Log Service provides the machine learning feature that supports multiple algorithms and calling methods. You can use the analytic statement and machine learning functions to call machine learning algorithms to analyze the characteristics of one or more fields within a period of time.

Log Service offers various time series analysis algorithms. You can call these algorithms to solve problems that are related to time series data. For example, you can predict time series, detect time series anomalies, decompose time series, and cluster multiple time series. In addition, the algorithms are compatible with standard SQL functions. This simplifies the usage of the algorithms and improves the efficiency of troubleshooting.

Features

  • Supports various smooth operations on single-time series data.
  • Supports algorithms that are used for the prediction, anomaly detection, change point detection, inflection point detection, and multi-period estimation of single-time series data.
  • Supports decomposition operations on single-time series data.
  • Supports various clustering algorithms of multi-time series data.
  • Supports multi-field pattern mining (based on the sequence of numeric data or text).

Limits

When you use the machine learning feature of Log Service, you must take note of the following limits:

  • The specified time series data must be sampled based on the same interval.
  • The specified time series data cannot contain data that is repeatedly sampled from the same point in time.
  • The processing capacity cannot exceed the maximum capacity. The following table describes the limits.
    Item Limit
    Capacity of the time-series data processing Data can be collected from a maximum of 150,000 consecutive points in time.

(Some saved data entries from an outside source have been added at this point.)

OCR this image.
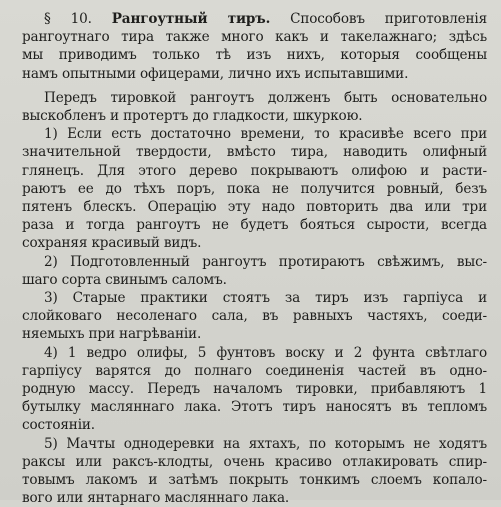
§ 10. Рангоутный тиръ. Способовъ приготовленія
рангоутнаго тира также много какъ и такелажнаго; здѣсь
мы приводимъ только тѣ изъ нихъ, которыя сообщены
намъ опытными офицерами, лично ихъ испытавшими.
Передъ тировкой рангоутъ долженъ быть основательно
выскобленъ и протертъ до гладкости, шкуркою.
1) Если есть достаточно времени, то красивѣе всего при
значительной твердости, вмѣсто тира, наводить олифный
глянецъ. Для этого дерево покрываютъ олифою и расти-
раютъ ее до тѣхъ поръ, пока не получится ровный, безъ
пятенъ блескъ. Операцію эту надо повторить два или три
раза и тогда рангоутъ не будетъ бояться сырости, всегда
сохраняя красивый видъ.
2) Подготовленный рангоутъ протираютъ свѣжимъ, выс-
шаго сорта свинымъ саломъ.
3) Старые практики стоятъ за тиръ изъ гарпіуса и
слойковаго несоленаго сала, въ равныхъ частяхъ, соеди-
няемыхъ при нагрѣваніи.
4) 1 ведро олифы, 5 фунтовъ воску и 2 фунта свѣтлаго
гарпіусу варятся до полнаго соединенія частей въ одно-
родную массу. Передъ началомъ тировки, прибавляютъ 1
бутылку масляннаго лака. Этотъ тиръ наносятъ въ тепломъ
состояніи.
5) Мачты однодеревки на яхтахъ, по которымъ не ходятъ
раксы или раксъ-клодты, очень красиво отлакировать спир-
товымъ лакомъ и затѣмъ покрыть тонкимъ слоемъ копало-
вого или янтарнаго масляннаго лака.
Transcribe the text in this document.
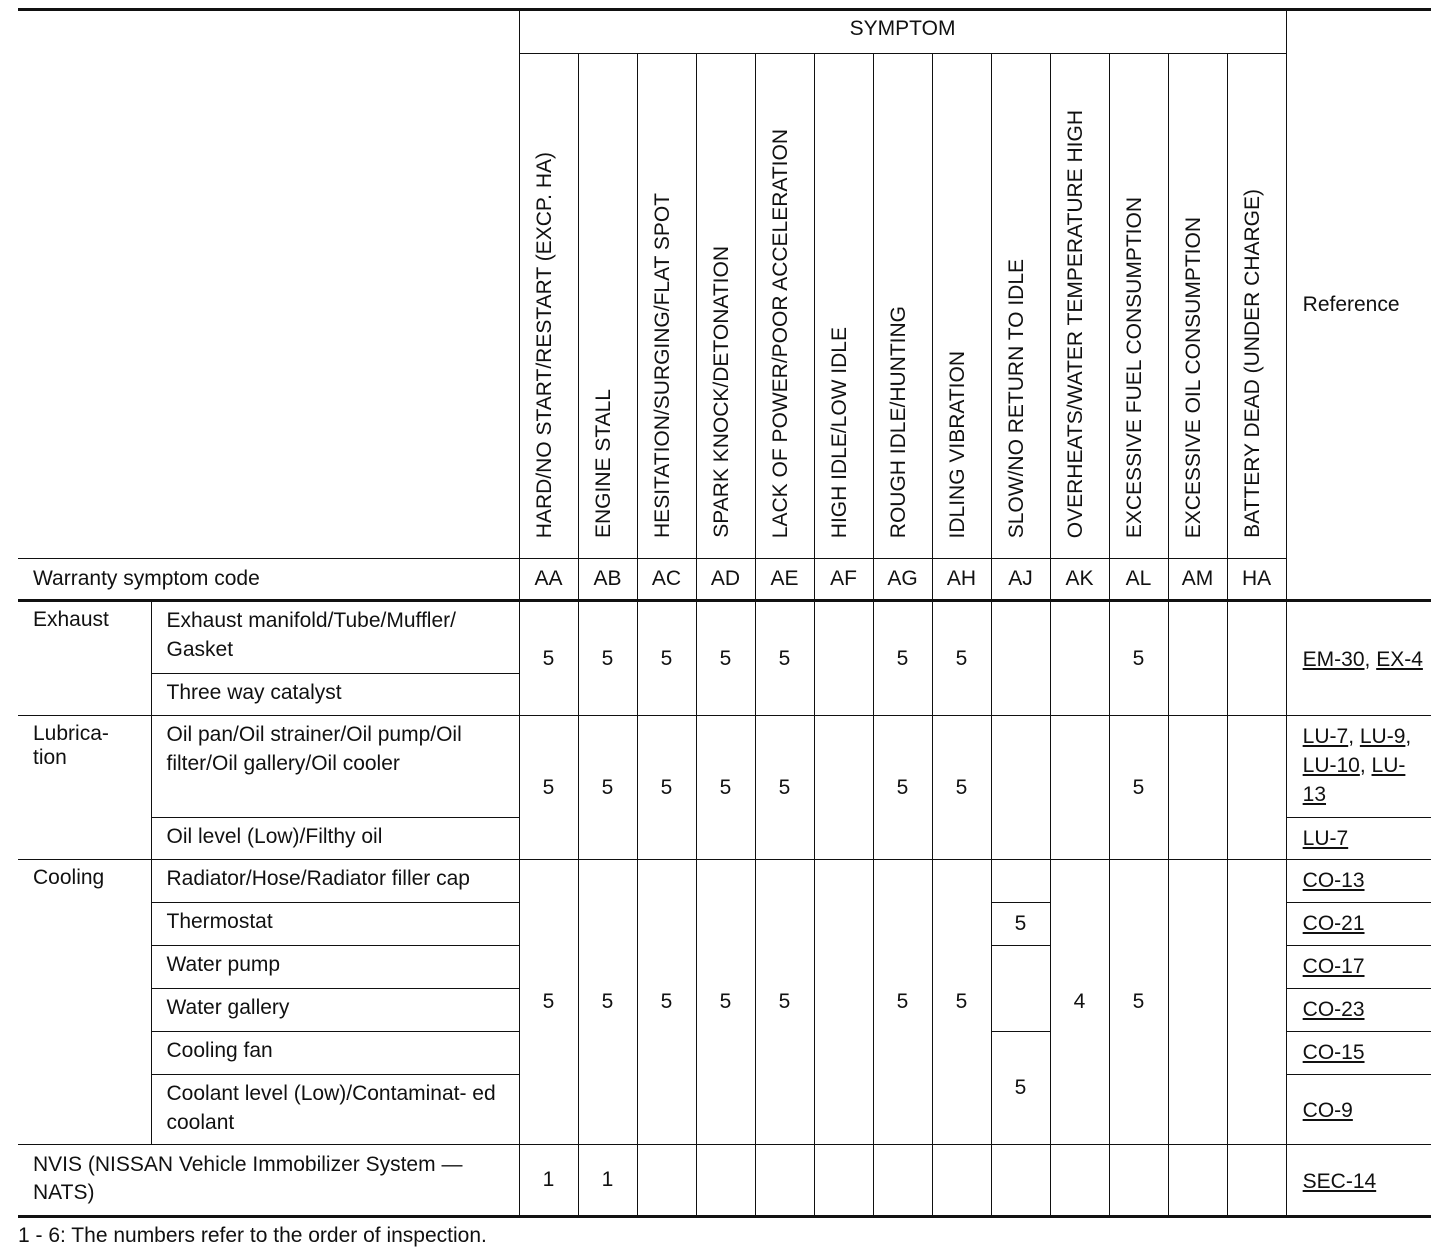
		SYMPTOM													Reference
		HARD/NO START/RESTART (EXCP. HA)	ENGINE STALL	HESITATION/SURGING/FLAT SPOT	SPARK KNOCK/DETONATION	LACK OF POWER/POOR ACCELERATION	HIGH IDLE/LOW IDLE	ROUGH IDLE/HUNTING	IDLING VIBRATION	SLOW/NO RETURN TO IDLE	OVERHEATS/WATER TEMPERATURE HIGH	EXCESSIVE FUEL CONSUMPTION	EXCESSIVE OIL CONSUMPTION	BATTERY DEAD (UNDER CHARGE)	
Warranty symptom code		AA	AB	AC	AD	AE	AF	AG	AH	AJ	AK	AL	AM	HA	
Exhaust	Exhaust manifold/Tube/Muffler/ Gasket	5	5	5	5	5		5	5			5			EM-30, EX-4
	Three way catalyst														
Lubrica- tion	Oil pan/Oil strainer/Oil pump/Oil filter/Oil gallery/Oil cooler	5	5	5	5	5		5	5			5			LU-7, LU-9, LU-10, LU-13
	Oil level (Low)/Filthy oil														LU-7
Cooling	Radiator/Hose/Radiator filler cap	5	5	5	5	5		5	5		4	5			CO-13
	Thermostat									5					CO-21
	Water pump														CO-17
	Water gallery														CO-23
	Cooling fan									5					CO-15
	Coolant level (Low)/Contaminat- ed coolant														CO-9
NVIS (NISSAN Vehicle Immobilizer System — NATS)		1	1												SEC-14
1 - 6: The numbers refer to the order of inspection.
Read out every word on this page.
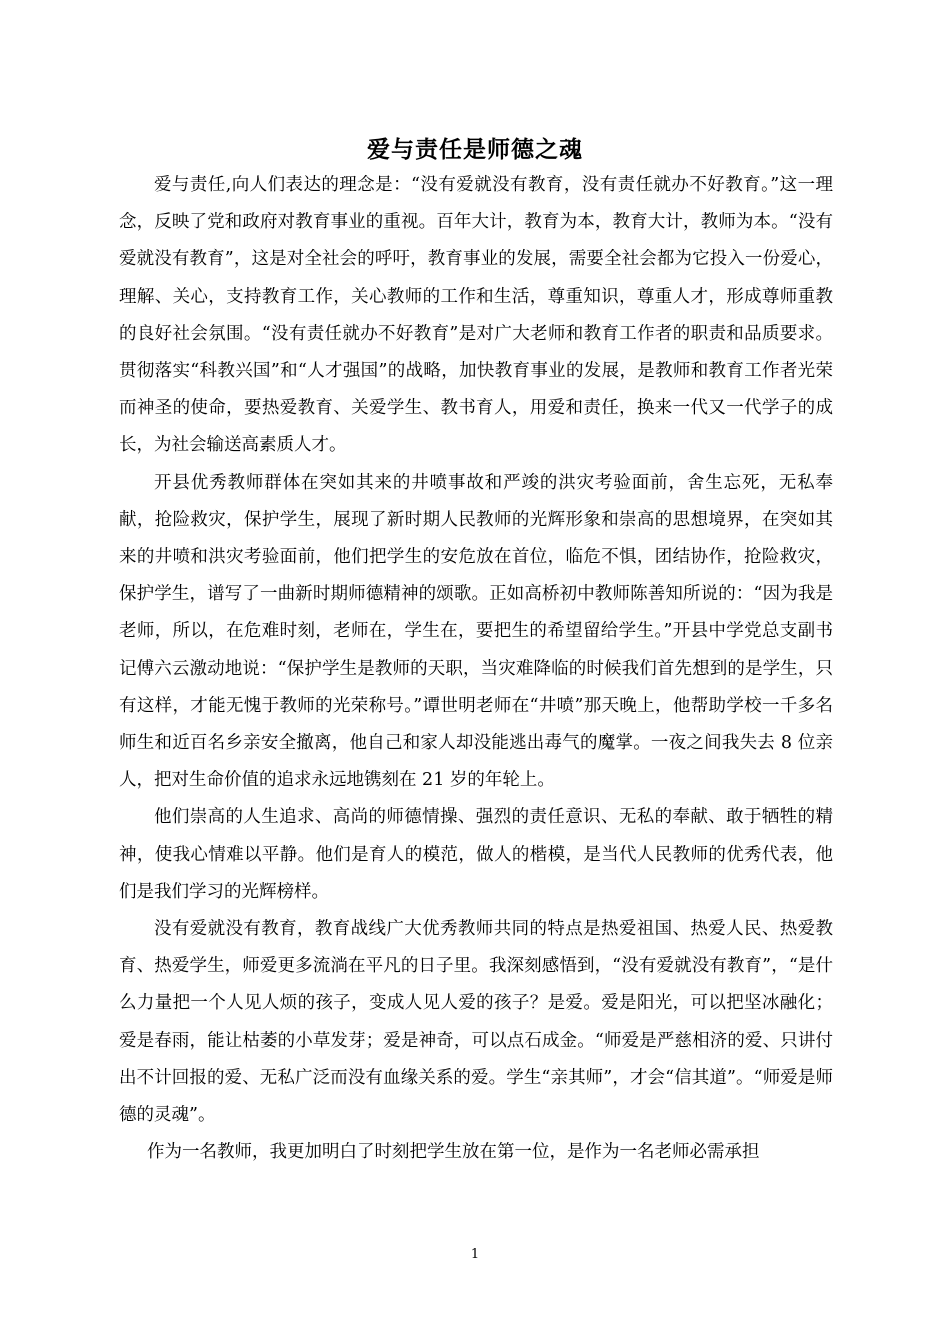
爱与责任是师德之魂

爱与责任,向人们表达的理念是：“没有爱就没有教育，没有责任就办不好教育。”这一理念，反映了党和政府对教育事业的重视。百年大计，教育为本，教育大计，教师为本。“没有爱就没有教育”，这是对全社会的呼吁，教育事业的发展，需要全社会都为它投入一份爱心，理解、关心，支持教育工作，关心教师的工作和生活，尊重知识，尊重人才，形成尊师重教的良好社会氛围。“没有责任就办不好教育”是对广大老师和教育工作者的职责和品质要求。贯彻落实“科教兴国”和“人才强国”的战略，加快教育事业的发展，是教师和教育工作者光荣而神圣的使命，要热爱教育、关爱学生、教书育人，用爱和责任，换来一代又一代学子的成长，为社会输送高素质人才。

开县优秀教师群体在突如其来的井喷事故和严竣的洪灾考验面前，舍生忘死，无私奉献，抢险救灾，保护学生，展现了新时期人民教师的光辉形象和崇高的思想境界，在突如其来的井喷和洪灾考验面前，他们把学生的安危放在首位，临危不惧，团结协作，抢险救灾，保护学生，谱写了一曲新时期师德精神的颂歌。正如高桥初中教师陈善知所说的：“因为我是老师，所以，在危难时刻，老师在，学生在，要把生的希望留给学生。”开县中学党总支副书记傅六云激动地说：“保护学生是教师的天职，当灾难降临的时候我们首先想到的是学生，只有这样，才能无愧于教师的光荣称号。”谭世明老师在“井喷”那天晚上，他帮助学校一千多名师生和近百名乡亲安全撤离，他自己和家人却没能逃出毒气的魔掌。一夜之间我失去 8 位亲人，把对生命价值的追求永远地镌刻在 21 岁的年轮上。

他们崇高的人生追求、高尚的师德情操、强烈的责任意识、无私的奉献、敢于牺牲的精神，使我心情难以平静。他们是育人的模范，做人的楷模，是当代人民教师的优秀代表，他们是我们学习的光辉榜样。

没有爱就没有教育，教育战线广大优秀教师共同的特点是热爱祖国、热爱人民、热爱教育、热爱学生，师爱更多流淌在平凡的日子里。我深刻感悟到，“没有爱就没有教育”，“是什么力量把一个人见人烦的孩子，变成人见人爱的孩子？是爱。爱是阳光，可以把坚冰融化；爱是春雨，能让枯萎的小草发芽；爱是神奇，可以点石成金。“师爱是严慈相济的爱、只讲付出不计回报的爱、无私广泛而没有血缘关系的爱。学生“亲其师”，才会“信其道”。“师爱是师德的灵魂”。

作为一名教师，我更加明白了时刻把学生放在第一位，是作为一名老师必需承担

1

    If the data volume exceeds the processing capacity, you must aggregate the data or reduce the sampling amount.

    Capacity of the density-based clustering algorithm A maximum of 5,000 time series curves can be clustered at a time. Each curve cannot contain more than 1,440 points in time.
    Capacity of the hierarchical clustering algorithm A maximum of 2,000 time series curves can be clustered at a time. Each curve cannot contain more than 1,440 points in time.

Machine learning functions

Category Function Description
Time series Smooth function ts_smooth_simple Uses the Holt Winters algorithm to smooth time series data.
ts_smooth_fir Uses the finite impulse response (FIR) filter to smooth time series data.
ts_smooth_iir Uses the infinite impulse response (IIR) filter to smooth time series data.
Multi-period estimation function ts_period_detect Estimates time series data by period.
Change point detection function ts_cp_detect Detects the intervals in which data has different statistical features. The interval endpoints are change points.
ts_breakout_detect Detects the points in time at which data experiences dramatic changes.
Maximum value detection function ts_find_peaks Detects the local maximum value of time series data in a specified window.
Prediction and anomaly detection function ts_predicate_simple Uses default parameters to model time series data, predict time series data, and detect anomalies.
ts_predicate_ar Uses an autoregressive (AR) model to model time series data, predict time series data, and detect anomalies.
ts_predicate_arma Uses an autoregressive moving average (ARMA) model to model time series data, predict time series data, and detect anomalies.
ts_predicate_arima Uses an autoregressive integrated moving average (ARIMA) model to model time series data, predict time series data, and detect anomalies.
ts_regression_predict Predicts the long-run trend for a single periodic time series.
Sequence decomposition function ts_decompose Uses the Seasonal and Trend decomposition using Loess (STL) algorithm to decompose time series data.
Time series clustering function ts_density_cluster Uses a density-based clustering method to cluster multiple time series.
ts_hierarchical_cluster Uses a hierarchical clustering method to cluster multiple time series.
ts_similar_instance Queries time series curves that are similar to a specified time series curve.
Kernal density estimation functions kernel_density_estimation Uses the smooth peak function to fit the observed data points. In this way, the function simulates the real probability distribution curve.
Time series padding function series_padding Pads data points that are missing in a time series.
Anomaly comparison function anomaly_compare Compares the degree of difference of an observed object in two periods of time.
Pattern mining Frequent pattern statistical function pattern_stat Mines representative combinations of attributes among the given multi-attribute field samples to obtain the frequent pattern in statistical patterns.
Differential pattern statistical function pattern_diff Identifies the pattern that causes differences between two collections in specified conditions.
Root cause analysis function rca_kpi_search Analyze the subdimension attributes that cause anomalies of the monitoring metric.
Correlation analysis functions ts_association_analysis Identifies the metrics that are correlated to a specified metric among multiple observed metrics in the system.
ts_similar Identifies the metrics that are correlated to specified time series data among multiple observed metrics in the system.
Request URL classification function url_classify Classifies a request URL and attaches a tag to the URL. The function also provides the regular expression that defines the pattern of the tag.